James Michael Kahle
Glass Artist


James Michael Kahle produces glass art forms in a contemporary style. Artworks range from paperweights to large glass and steel fountains,  large vessels, abstract desktop sculptures, life-size castings of humans, floor and table lamps that incorporate steel and stone, tables and works for the garden. Each piece is custom made and unique in size, shape and color. James Michael also creates vessels that are soft, organic and often asymmetric in shape. "

"I enjoy working with a client to create something unique. It doesn't matter if its that one special piece that sets off the new house, making multiple works to add sparkle and drama while tying together a whole suite of offices, or working with a team to create a large scale work, the pay off is when you see their eyes get wide and the smiles began to grow when they see the completed work."

James Michael has created a technique to incorporate mixed media within a glasswork. He assimilates a variety of metals and alloys into clear and colored glass to produce a wide range of freeform sculptures. To achieve the truest and most vibrant colors James Michael uses Kugler Color glass from Germany in artworks created with the applied color technique. By purposely encasing air bubbles in the glass, James Michael adds yet another level of optics to the interior of a piece, reflecting color and light in unique ways. The combined use of color, encased metals and entrapped air produces abstract and ethereal forms within the exterior confines of many of his artworks.
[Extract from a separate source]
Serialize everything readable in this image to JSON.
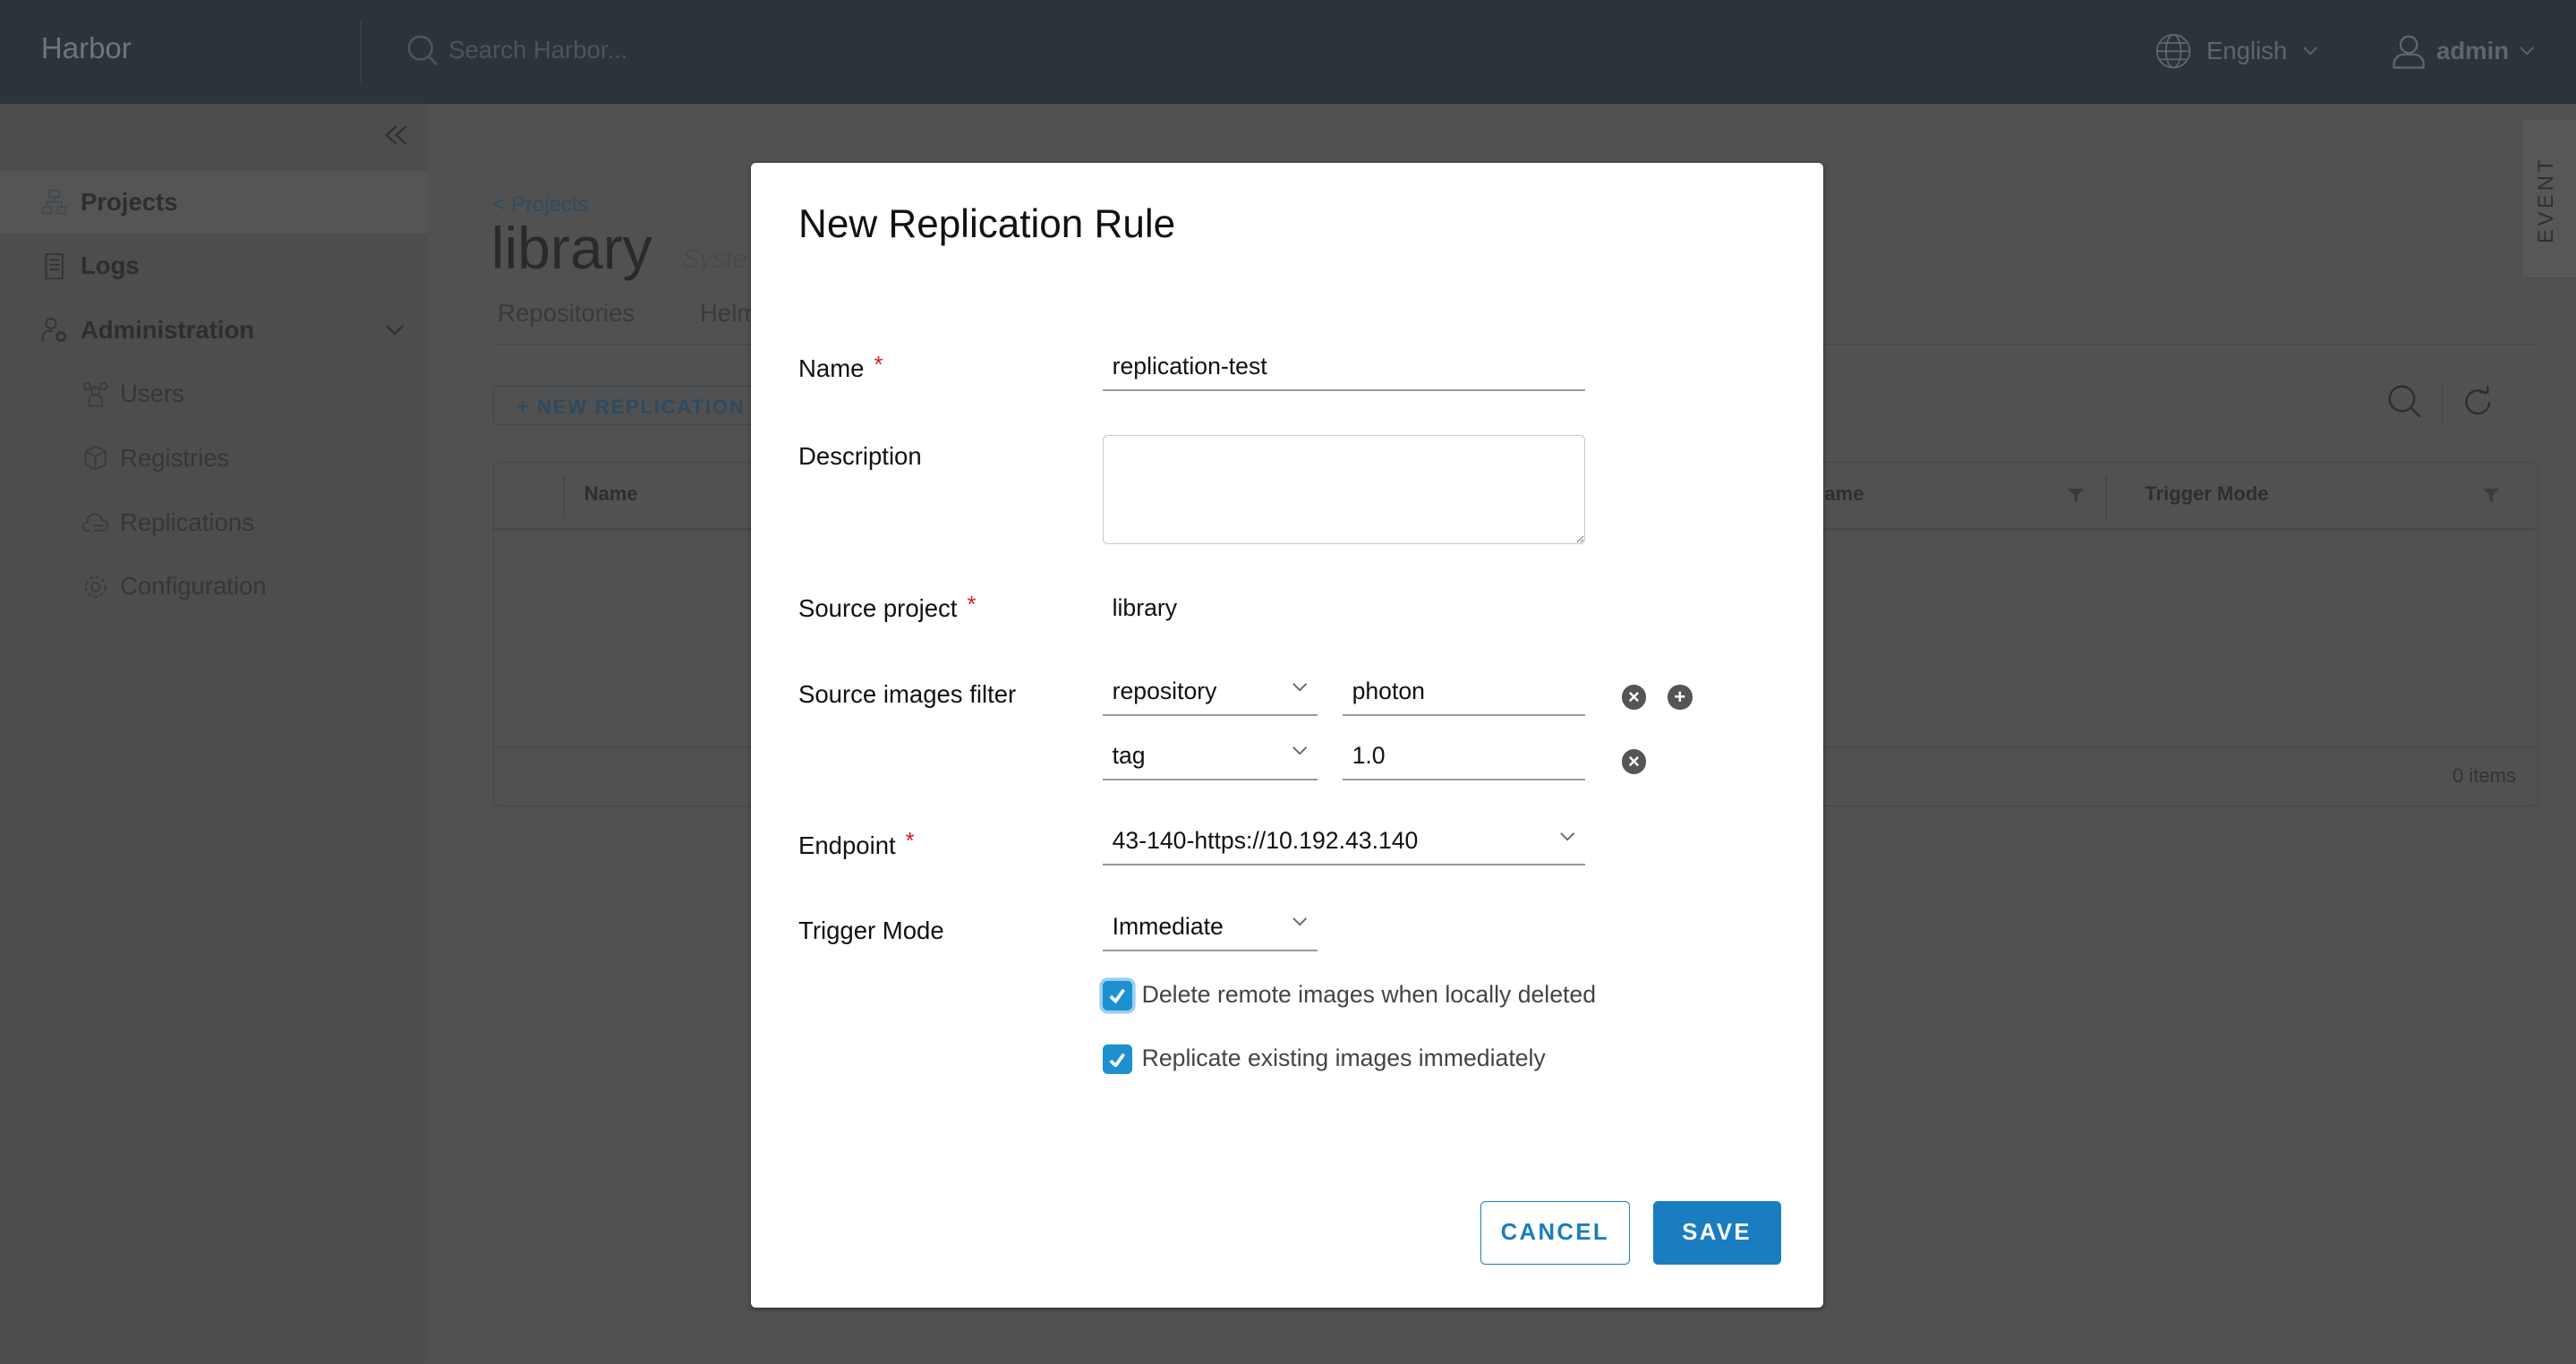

"While glass making has traditionally been viewed as a craft with a tangible, usable end product, I strive to evoke an emotional response. Glass, when it is being worked, has a personality. It is active, alive and ever-changing. To sculpt glass, you need only use temperature, air and gravity, you can't fight the elemental substance of glass. You must work with the material not at it."

The artist's concept of the flow of the creative process is evident when watching him work with the molten glass. The constant movement of turning the pipe, reheating the glass, adding color, shaping and working the glass is an extremely physical process. The background hum of the glowing furnaces and exhaust fans provide a rhythm to this "dance" as James Michael calls it.
"Glass making is a spiritual experience, one that I become absorbed in. I can work for hours at a time and be so deep in concentration that my trance is broken only by cracking a piece off and putting it into the annealing oven."



James Michael has developed a life and a lifestyle that allow him to become immersed in his art work. With living quarters at the Rockford Ohio studio, James Michael has the flexibility to work on his art when he chooses. It also allows him the freedom to work on larger artworks, which can require hours of "hot time" in the furnaces and months of annealing time in the ovens.



James Michael began blowing glass in 1990 at the Toledo Museum of Art. Since then, his work has been shown in numerous exhibits in the United States and abroad. James Michael's work is held in public and private collection in the United States, Mexico, Hungary, Germany, Canada, Great Britain, Japan, and the Netherlands.

James Michael has also been awarded grants under the Master Apprentice Program funded through the Ohio Arts Council and the National Endowment for the Arts, allowing him to pass on his glass making skills to an apprentice.

James Michael is actively involved in local civic and community leadership activities. His artwork builds on a lifetime of experiences in a wide variety of activities in other career fields.